In the face of all these maladies plaguing our city, 13th Council District constituents have seen their relatives, friends and neighbors express their dissatisfaction with their governance by voting with their feet and escape New York City to the suburbs or out of the state entirely.

According to United States Census data, since the 2020 pandemic to date, New York has lost nearly half-million residents. More locally, the Bronx suffered the fifth-largest population decline in the nation, with a decline of approximately 41,000 during this time.

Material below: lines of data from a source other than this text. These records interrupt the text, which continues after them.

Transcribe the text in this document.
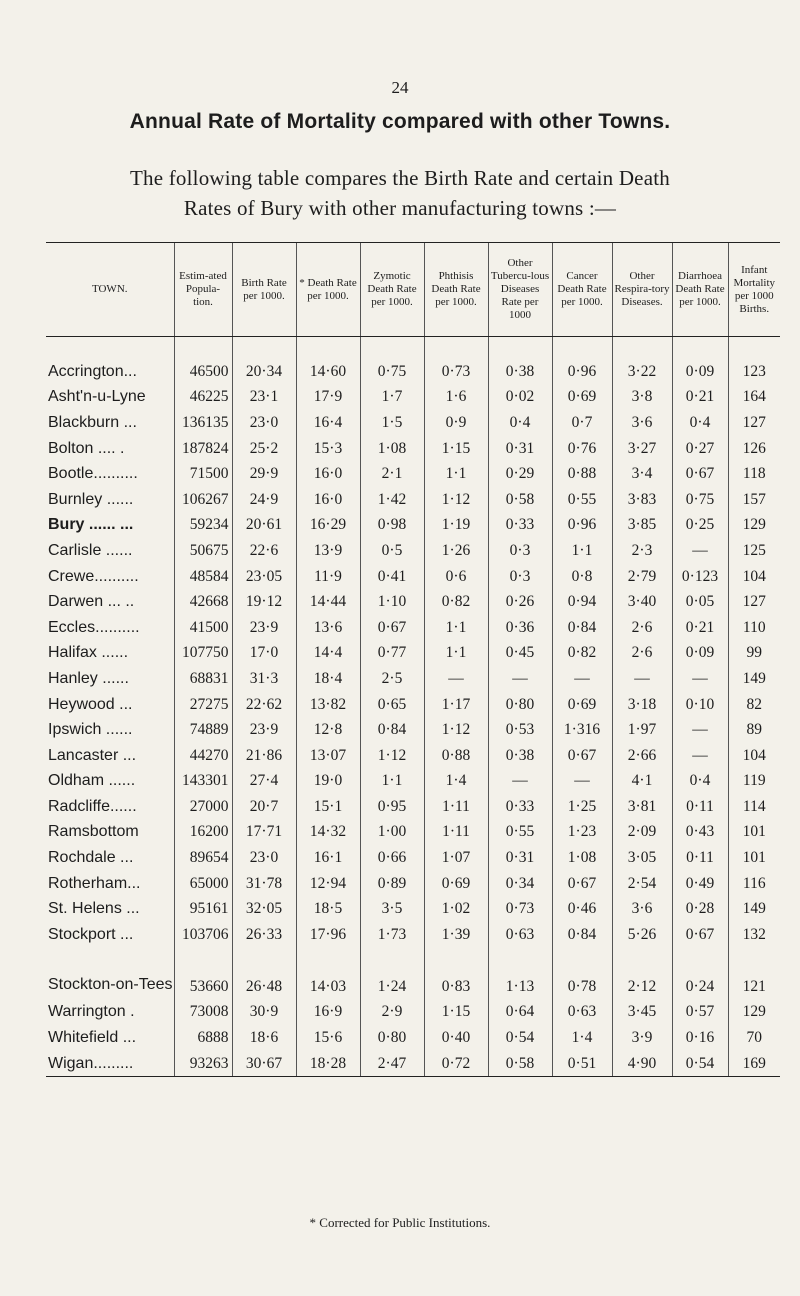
24
Annual Rate of Mortality compared with other Towns.
The following table compares the Birth Rate and certain Death
Rates of Bury with other manufacturing towns :—
TOWN.	Estim-ated Popula-tion.	Birth Rate per 1000.	* Death Rate per 1000.	Zymotic Death Rate per 1000.	Phthisis Death Rate per 1000.	Other Tubercu-lous Diseases Rate per 1000	Cancer Death Rate per 1000.	Other Respira-tory Diseases.	Diarrhoea Death Rate per 1000.	Infant Mortality per 1000 Births.

Accrington...	46500	20·34	14·60	0·75	0·73	0·38	0·96	3·22	0·09	123
Asht'n-u-Lyne	46225	23·1	17·9	1·7	1·6	0·02	0·69	3·8	0·21	164
Blackburn ...	136135	23·0	16·4	1·5	0·9	0·4	0·7	3·6	0·4	127
Bolton .... .	187824	25·2	15·3	1·08	1·15	0·31	0·76	3·27	0·27	126
Bootle..........	71500	29·9	16·0	2·1	1·1	0·29	0·88	3·4	0·67	118
Burnley ......	106267	24·9	16·0	1·42	1·12	0·58	0·55	3·83	0·75	157
Bury ...... ...	59234	20·61	16·29	0·98	1·19	0·33	0·96	3·85	0·25	129
Carlisle ......	50675	22·6	13·9	0·5	1·26	0·3	1·1	2·3	—	125
Crewe..........	48584	23·05	11·9	0·41	0·6	0·3	0·8	2·79	0·123	104
Darwen ... ..	42668	19·12	14·44	1·10	0·82	0·26	0·94	3·40	0·05	127
Eccles..........	41500	23·9	13·6	0·67	1·1	0·36	0·84	2·6	0·21	110
Halifax ......	107750	17·0	14·4	0·77	1·1	0·45	0·82	2·6	0·09	99
Hanley ......	68831	31·3	18·4	2·5	—	—	—	—	—	149
Heywood ...	27275	22·62	13·82	0·65	1·17	0·80	0·69	3·18	0·10	82
Ipswich ......	74889	23·9	12·8	0·84	1·12	0·53	1·316	1·97	—	89
Lancaster ...	44270	21·86	13·07	1·12	0·88	0·38	0·67	2·66	—	104
Oldham ......	143301	27·4	19·0	1·1	1·4	—	—	4·1	0·4	119
Radcliffe......	27000	20·7	15·1	0·95	1·11	0·33	1·25	3·81	0·11	114
Ramsbottom	16200	17·71	14·32	1·00	1·11	0·55	1·23	2·09	0·43	101
Rochdale ...	89654	23·0	16·1	0·66	1·07	0·31	1·08	3·05	0·11	101
Rotherham...	65000	31·78	12·94	0·89	0·69	0·34	0·67	2·54	0·49	116
St. Helens ...	95161	32·05	18·5	3·5	1·02	0·73	0·46	3·6	0·28	149
Stockport ...	103706	26·33	17·96	1·73	1·39	0·63	0·84	5·26	0·67	132
Stockton-on-Tees	53660	26·48	14·03	1·24	0·83	1·13	0·78	2·12	0·24	121
Warrington .	73008	30·9	16·9	2·9	1·15	0·64	0·63	3·45	0·57	129
Whitefield ...	6888	18·6	15·6	0·80	0·40	0·54	1·4	3·9	0·16	70
Wigan.........	93263	30·67	18·28	2·47	0·72	0·58	0·51	4·90	0·54	169
* Corrected for Public Institutions.
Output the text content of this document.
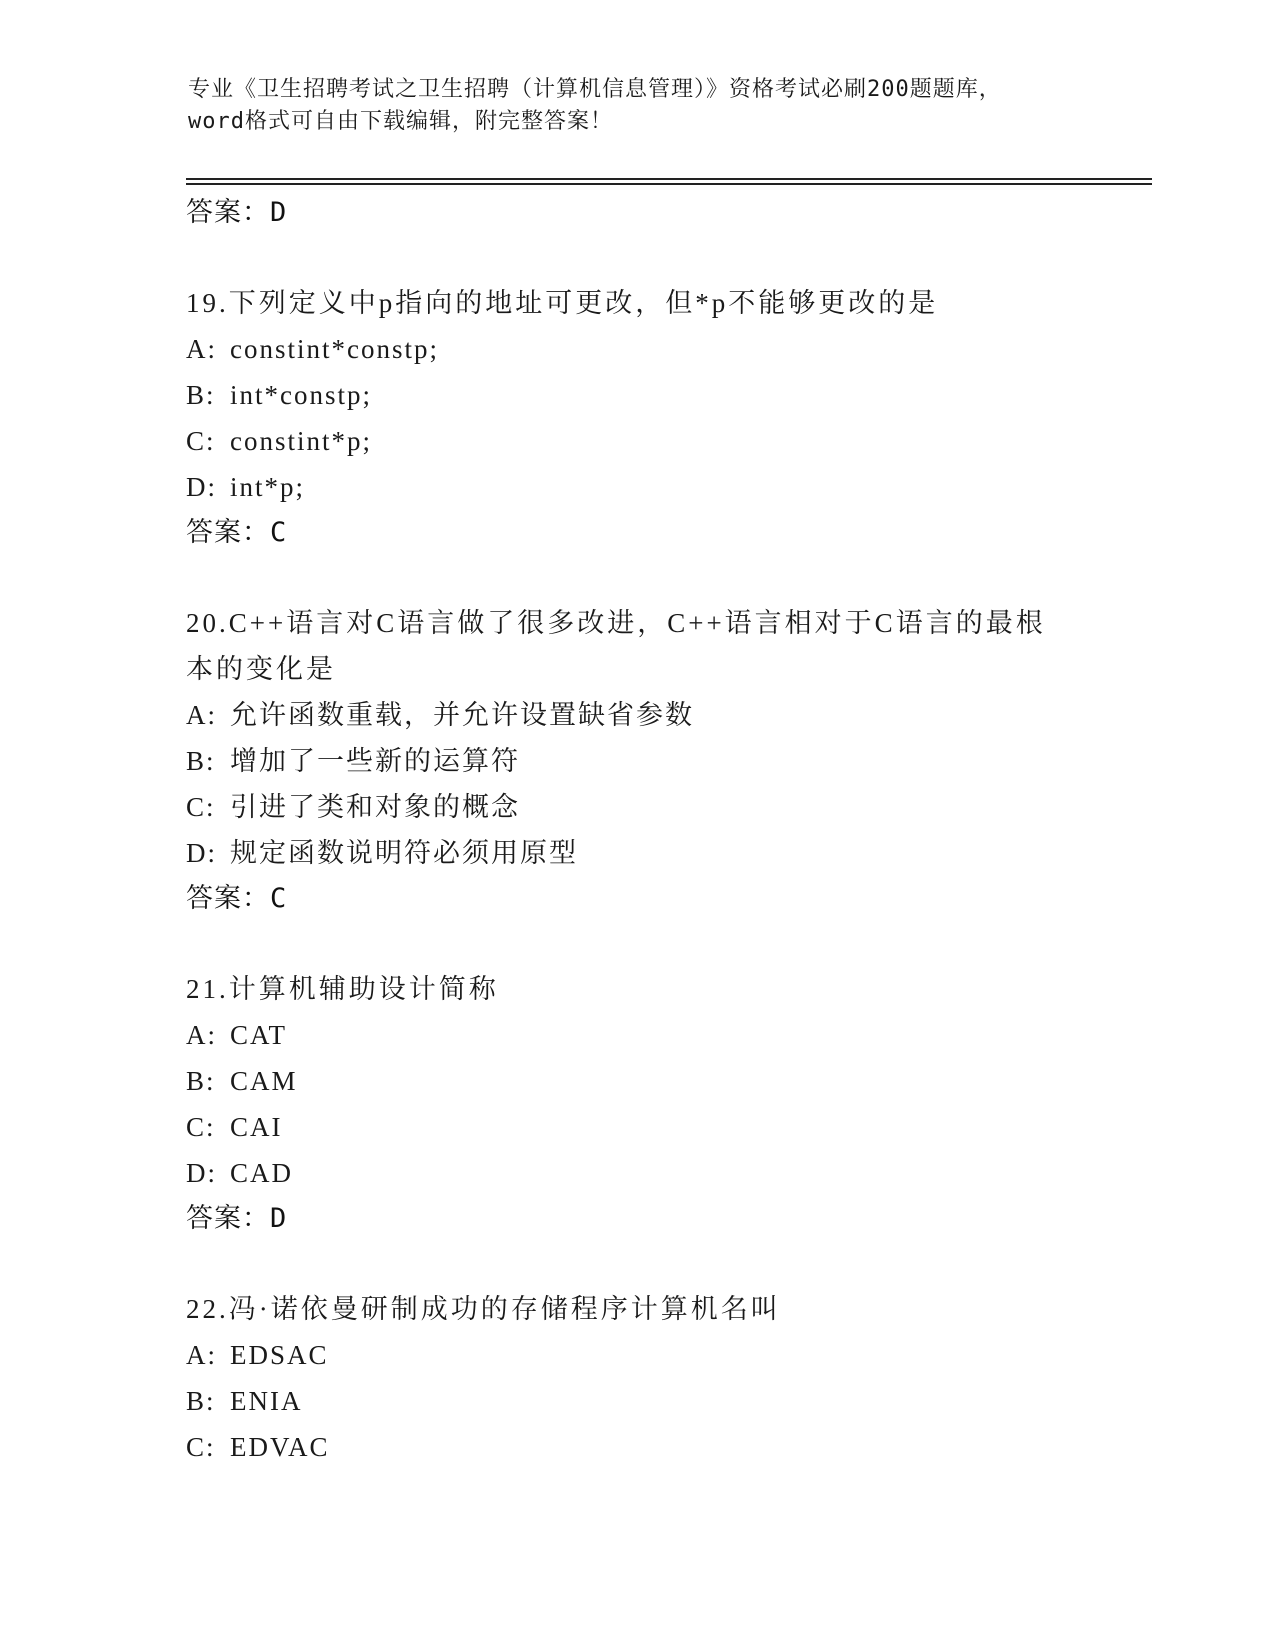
专业《卫生招聘考试之卫生招聘（计算机信息管理）》资格考试必刷200题题库，
word格式可自由下载编辑，附完整答案！
答案：D
19.下列定义中p指向的地址可更改，但*p不能够更改的是
A: constint*constp;
B: int*constp;
C: constint*p;
D: int*p;
答案：C
20.C++语言对C语言做了很多改进，C++语言相对于C语言的最根本的变化是
A: 允许函数重载，并允许设置缺省参数
B: 增加了一些新的运算符
C: 引进了类和对象的概念
D: 规定函数说明符必须用原型
答案：C
21.计算机辅助设计简称
A: CAT
B: CAM
C: CAI
D: CAD
答案：D
22.冯·诺依曼研制成功的存储程序计算机名叫
A: EDSAC
B: ENIA
C: EDVAC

Most, if not all, of the departed New Yorkers left in search of something that is quite scarce here – to regain their voice and recover their inherent rights to life, liberty, and the pursuit of happiness.

It is my hope that Kristy Marmorato’s election is a harbinger of things to come in 2024 and, hopefully, stems the attrition of so many disaffected New Yorkers. Councilwoman Marmorato’s first step in aligning herself with a bipartisan group in the City Council, the Common Sense Caucus, serves as a great sign that she will help bring sanity back to City Hall, support law enforcement, seek viable solutions to the migrant crisis, fight against special interests who seek compliance, not cooperation and to make sure that the needs of Council District 13 constituents come before any party leader, special interest group, and/or New York Magazine opinion writers.

Rolando Tomas Infante is a public affairs professional with over 25 years of experience working in New York City and Long Island, in the energy, labor and healthcare sectors.